The issue of capital punishment, for some, is as concrete and definite as their own name. Their opinions, whether for or against this practice of "justice," seem set in stone. However, for others the issue is highly controversial because within each defense for the advocacy of capital punishment there lays a highly contradicting aspect that confuses the matter more. These include human emotion, logic and religious beliefs to name a few. Therefore, my position regarding the righteousness or justice of the death penalty is based on neutral grounds from which I am unable to set a concrete conclusion.
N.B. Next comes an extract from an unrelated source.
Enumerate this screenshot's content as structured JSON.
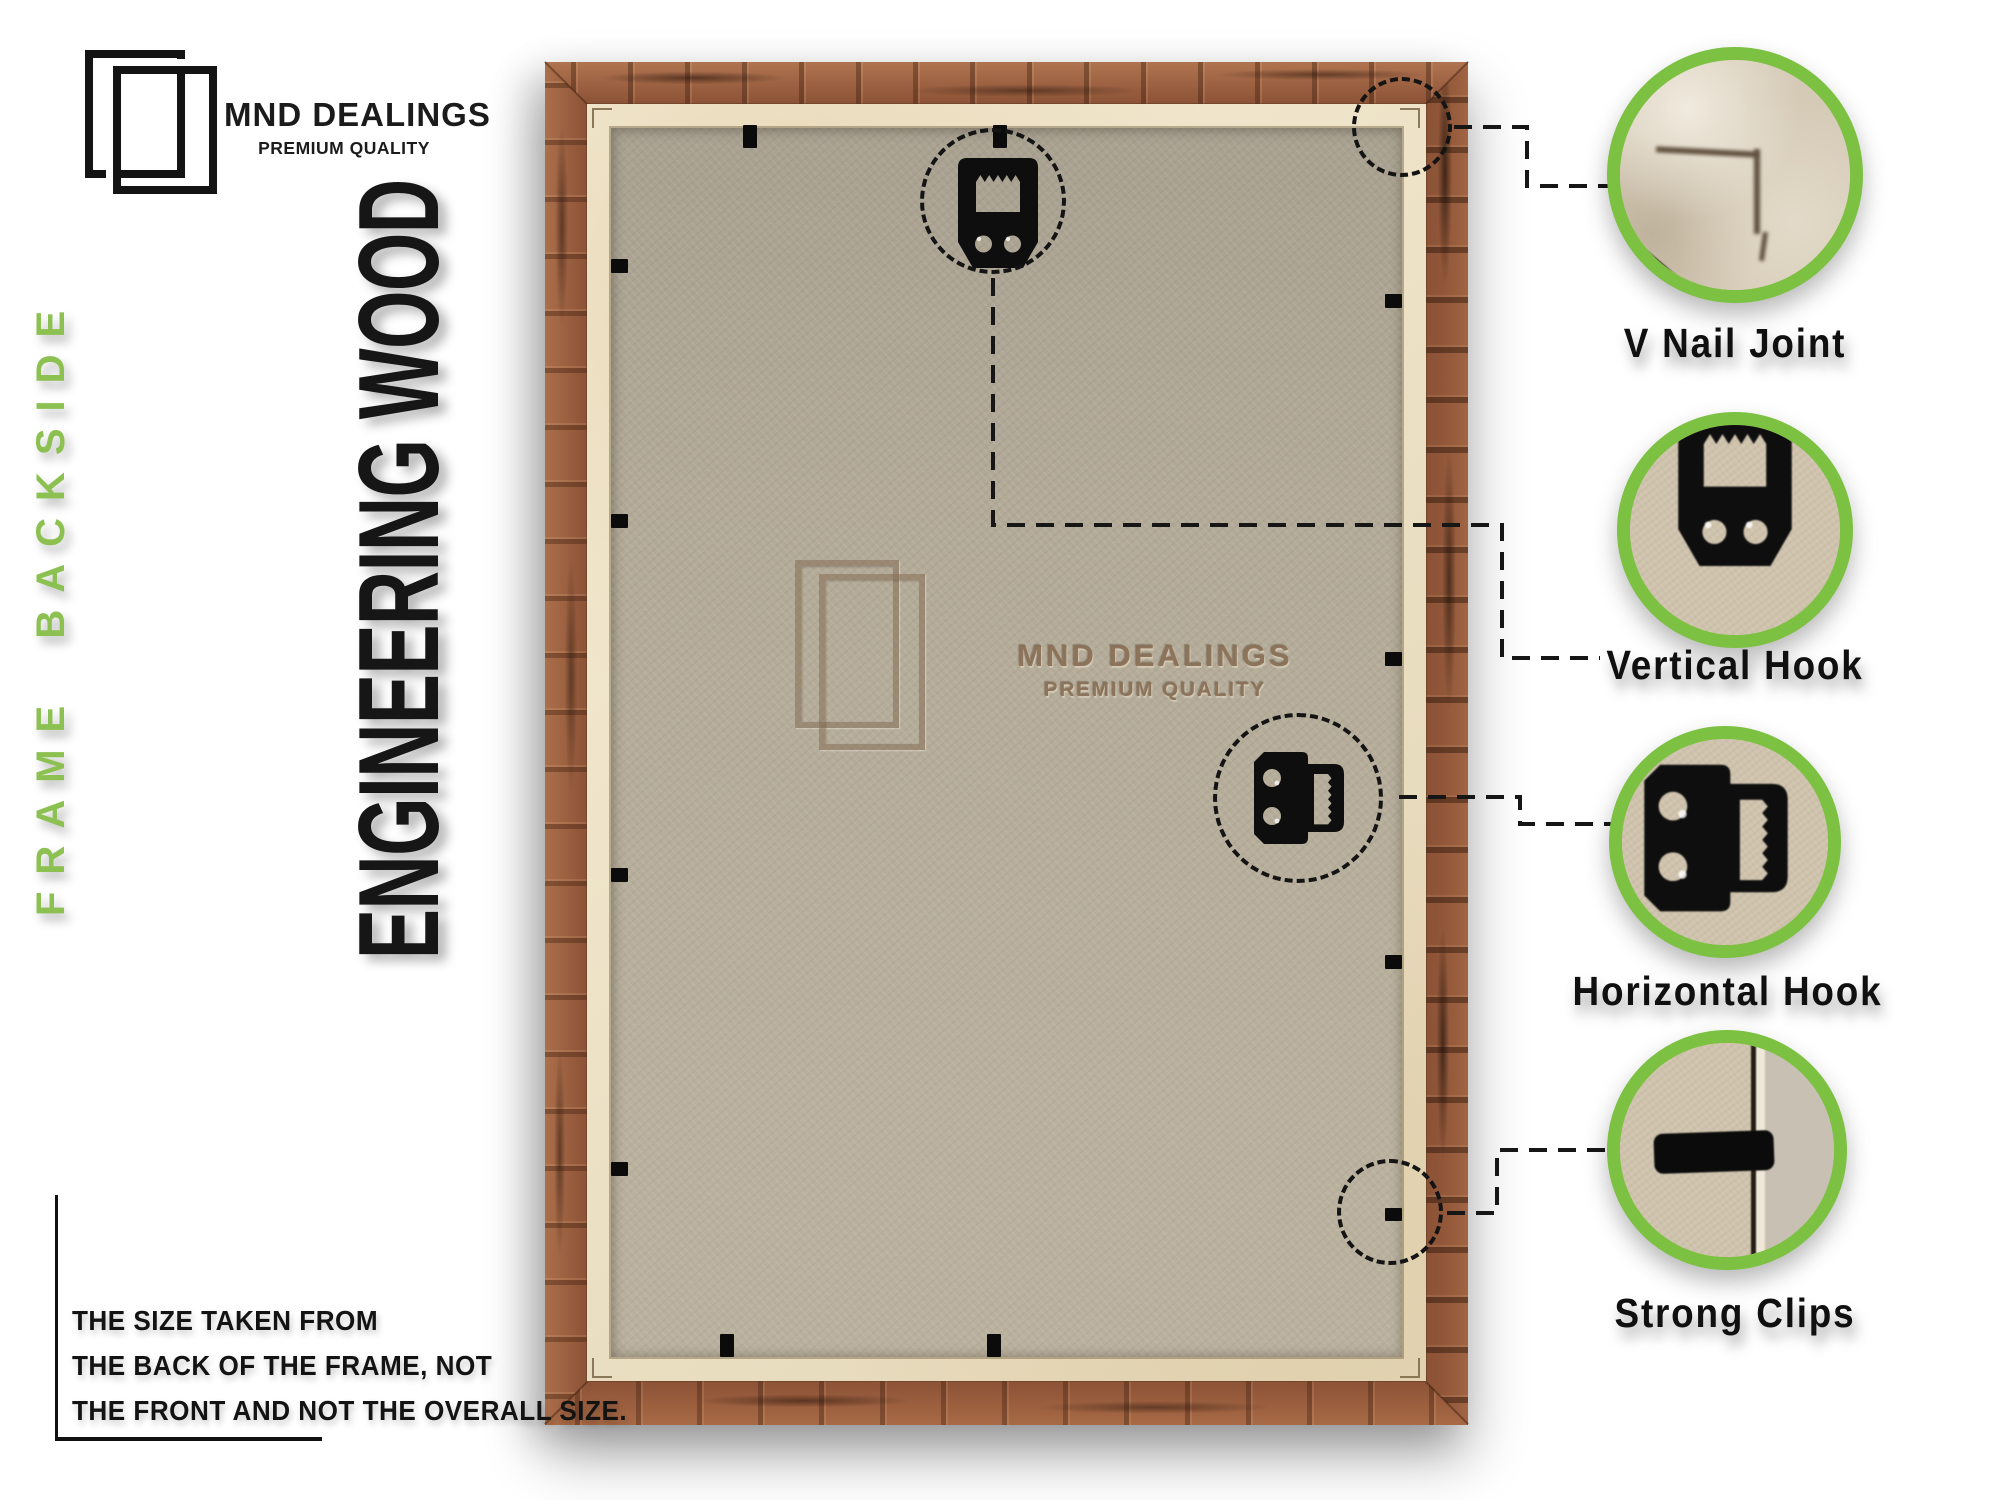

According to James Fieser, author of the Encyclopedia of Philosophy's article "Capital Punishment," there are two primary arguments for acceptance of capital punishment and the general idea of punishment in itself: the Utilitarian and Retributive Arguments. Both of these state lawful and permissible justifications for the death penalty in our society. However, there are several ideas brought up in Fieser's article that discuss the actuality of the arguments. These loop-holes have essentially become the foundation for controversy alongside religious ideals and human emotion.
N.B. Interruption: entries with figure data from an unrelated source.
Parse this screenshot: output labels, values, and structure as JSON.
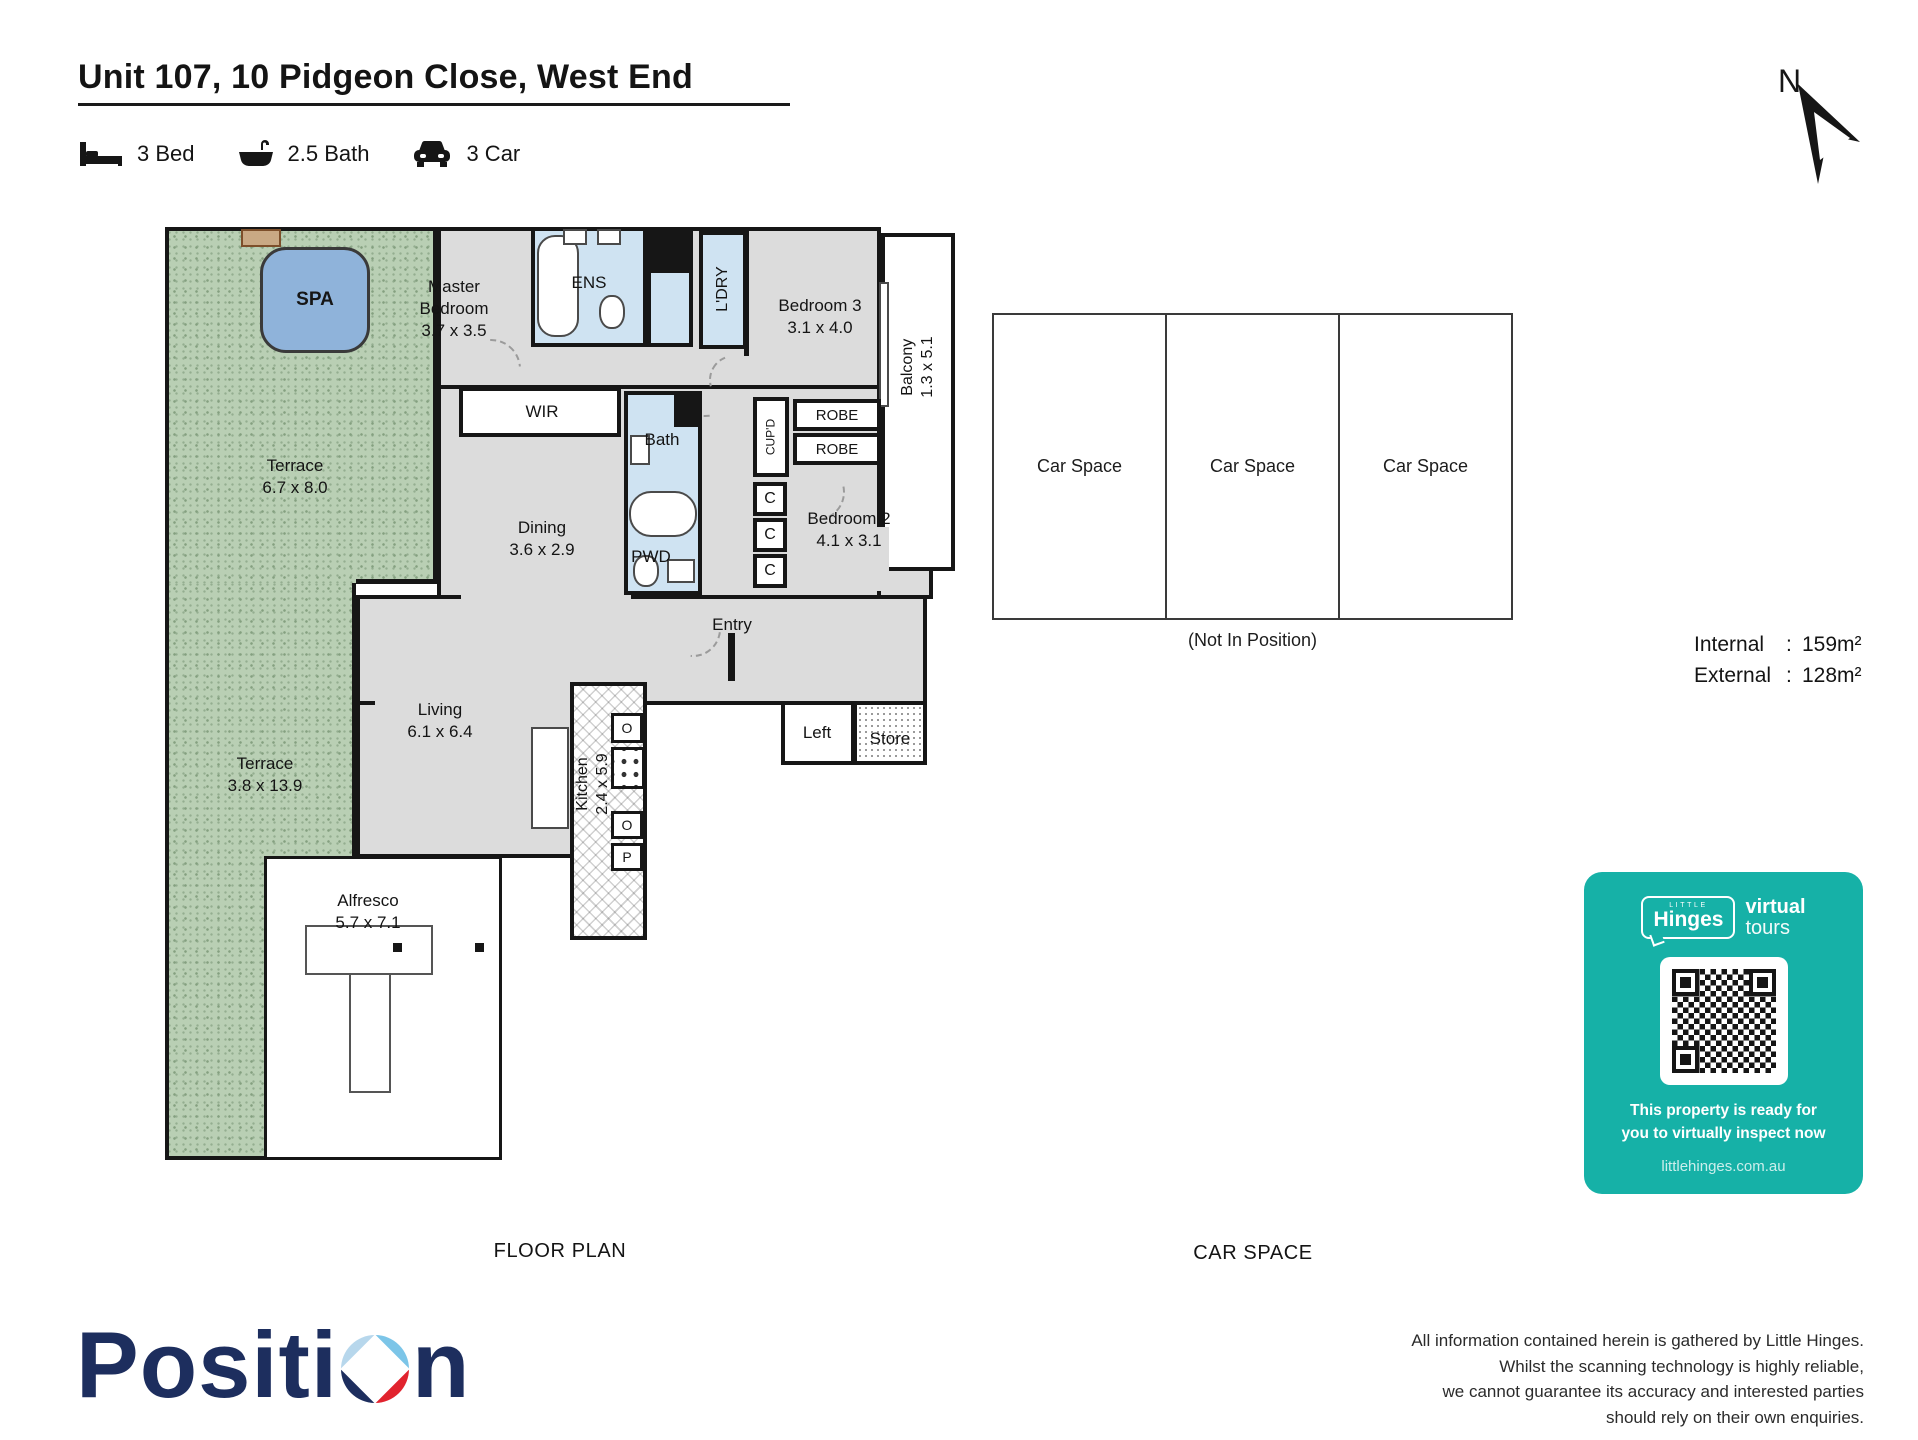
{
  "header": {
    "title": "Unit 107, 10 Pidgeon Close, West End",
    "features": [
      {
        "icon": "bed-icon",
        "label": "3 Bed"
      },
      {
        "icon": "bath-icon",
        "label": "2.5 Bath"
      },
      {
        "icon": "car-icon",
        "label": "3 Car"
      }
    ],
    "compass_label": "N"
  },
  "floor_plan": {
    "rooms": {
      "spa": {
        "label": "SPA"
      },
      "master": {
        "label": "Master Bedroom",
        "dims": "3.7 x 3.5"
      },
      "ens": {
        "label": "ENS"
      },
      "ldry": {
        "label": "L'DRY"
      },
      "bedroom3": {
        "label": "Bedroom 3",
        "dims": "3.1 x 4.0"
      },
      "balcony": {
        "label": "Balcony",
        "dims": "1.3 x 5.1"
      },
      "wir": {
        "label": "WIR"
      },
      "bath": {
        "label": "Bath"
      },
      "cupd": {
        "label": "CUP'D"
      },
      "robe_top": {
        "label": "ROBE"
      },
      "robe_bottom": {
        "label": "ROBE"
      },
      "terrace_upper": {
        "label": "Terrace",
        "dims": "6.7 x 8.0"
      },
      "dining": {
        "label": "Dining",
        "dims": "3.6 x 2.9"
      },
      "pwd": {
        "label": "PWD"
      },
      "closet1": {
        "label": "C"
      },
      "closet2": {
        "label": "C"
      },
      "closet3": {
        "label": "C"
      },
      "bedroom2": {
        "label": "Bedroom 2",
        "dims": "4.1 x 3.1"
      },
      "entry": {
        "label": "Entry"
      },
      "living": {
        "label": "Living",
        "dims": "6.1 x 6.4"
      },
      "kitchen": {
        "label": "Kitchen",
        "dims": "2.4 x 5.9"
      },
      "left_room": {
        "label": "Left"
      },
      "store": {
        "label": "Store"
      },
      "terrace_lower": {
        "label": "Terrace",
        "dims": "3.8 x 13.9"
      },
      "alfresco": {
        "label": "Alfresco",
        "dims": "5.7 x 7.1"
      }
    },
    "appliance_labels": {
      "oven_top": "O",
      "oven_bottom": "O",
      "pantry": "P"
    }
  },
  "car_space": {
    "units": [
      "Car Space",
      "Car Space",
      "Car Space"
    ],
    "note": "(Not In Position)"
  },
  "areas": {
    "rows": [
      {
        "label": "Internal",
        "colon": ":",
        "value": "159m²"
      },
      {
        "label": "External",
        "colon": ":",
        "value": "128m²"
      }
    ]
  },
  "section_labels": {
    "floor_plan": "FLOOR PLAN",
    "car_space": "CAR SPACE"
  },
  "virtual_tour_card": {
    "brand_small": "LITTLE",
    "brand": "Hinges",
    "product_word1": "virtual",
    "product_word2": "tours",
    "message_line1": "This property is ready for",
    "message_line2": "you to virtually inspect now",
    "website": "littlehinges.com.au",
    "bg_color": "#16b1a7"
  },
  "footer": {
    "logo_text_left": "Positi",
    "logo_text_right": "n",
    "disclaimer_lines": [
      "All information contained herein is gathered by Little Hinges.",
      "Whilst the scanning technology is highly reliable,",
      "we cannot guarantee its accuracy and interested parties",
      "should rely on their own enquiries."
    ]
  },
  "colors": {
    "accent_teal": "#16b1a7",
    "logo_navy": "#1d2e5e",
    "logo_red": "#e1232e",
    "terrace_green": "#b9cfb4",
    "wet_area_blue": "#cfe3f2",
    "spa_blue": "#8fb3da",
    "floor_gray": "#dcdcdc"
  }
}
The Utilitarian's idea of punishment is "justified only insofar as it creates a greater balance of happiness vs. unhappiness (Fieser)." Advocates for this idea believe that the death penalty may indeed create a happier, safer society. This is based on the notion that putting criminals to death ultimately leads to the prevention of future crimes, by both deterring potential criminals and impeding the guilty of repeating their crime. Yet, while the idea of making the world a safe place is quite appealing it is questionable as to whether this particular practice is wholly necessary. Technically, other types of punishment, like jail time for instance, can suffice these requirements. Also, there is little evidence that the death penalty actually decreases the amount of potential murderers or criminals.